Site icon Baladena.ID

Remisi HUT RI 2025, 8.737 Narapidana di Jawa Tengah Dapat Pengurangan Hukuman, Ada yang Langsung Bebas

Remisi HUT RI 2025

Momen Remisi HUT RI 2025 menjadi kabar gembira bagi ribuan Warga Binaan Pemasyarakatan (WBP) di Jawa Tengah. Sebanyak 8.737 orang narapidana dan anak binaan memperoleh pengurangan masa hukuman pada perayaan HUT ke-80 Kemerdekaan Republik Indonesia.

Penyerahan remisi secara simbolis berlangsung meriah di Lembaga Pemasyarakatan Perempuan (LPP) Kelas IIA Semarang, Minggu (17/8/2025). Gubernur Jawa Tengah Ahmad Luthfi bersama Kepala Kantor Wilayah Direktorat Jenderal Pemasyarakatan (Ditjenpas) Jawa Tengah, Mardi Santoso, hadir langsung menyerahkan hak istimewa ini. Forkopimda Jawa Tengah pun turut menyaksikan prosesi penuh makna tersebut.

Menariknya, tahun ini ada dua jenis remisi yang diberikan, yakni remisi umum yang rutin disalurkan setiap tanggal 17 Agustus, dan remisi dasawarsa yang hanya hadir sekali dalam sepuluh tahun. “Dari jumlah tersebut, ada 173 narapidana dan 1 anak binaan yang langsung bebas melalui Remisi Umum II, serta 147 narapidana bebas lewat Remisi Dasawarsa II,” jelas Mardi Santoso.

Total penerima remisi dasawarsa tercatat 9.964 orang, terdiri dari 9.871 narapidana serta 93 anak binaan. Sementara itu, untuk remisi umum jumlahnya mencapai 8.737 orang, dengan rincian 8.668 narapidana dan 69 anak binaan. Ada sebagian warga binaan yang menerima kedua jenis remisi sekaligus.

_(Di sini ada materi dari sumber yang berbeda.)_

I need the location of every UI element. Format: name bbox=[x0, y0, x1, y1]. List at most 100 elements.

Warga binaan penerima remisi berasal dari beragam kasus, mulai pidana umum, narkotika, korupsi, terorisme, hingga kasus khusus seperti trafficking, illegal logging, dan money laundering. Tak heran, pengurangan masa hukuman ini jadi perhatian publik.

Dari 50 satuan kerja pemasyarakatan di Jawa Tengah yang mengusulkan remisi, Lapas Kelas I Semarang menempati posisi terbanyak dengan 794 narapidana menerima remisi umum, dan 874 orang memperoleh remisi dasawarsa. “Ini menjadi terbanyak karena memang populasi warga binaan di Lapas itu paling banyak,” ujar Mardi.

Gubernur Jawa Tengah Ahmad Luthfi menegaskan bahwa pemberian remisi bukan hanya bentuk penghargaan atas perilaku baik narapidana, tapi juga bagian dari pembinaan. “Adanya pembinaan ini diharapkan mereka pulang (kembali ke masyarakat) sudah punya perubahan sikap dan perilaku, sehingga bisa diterima oleh masyarakat,” ungkapnya.

Ia menambahkan, sinergi antara pemerintah daerah dan Ditjenpas sangat penting untuk membekali para narapidana dengan keterampilan. Program pemberdayaan seperti pelatihan kerja, ketahanan pangan, hingga UMKM menjadi langkah nyata agar warga binaan bisa mandiri pasca bebas. “Tinggal nanti dinas-dinas kita harus bisa menyerap. Anak-anak kita, masyarakat kita harus kita salurkan, sehingga lebih berdaya guna,” tuturnya.

Usai acara, Gubernur Luthfi berkesempatan berkeliling melihat langsung kegiatan pembinaan di Lapas Perempuan Semarang. Dari pelatihan keterampilan hingga produk hasil karya narapidana, semua diperlihatkan sebagai bukti nyata keberhasilan pembinaan di balik jeruji.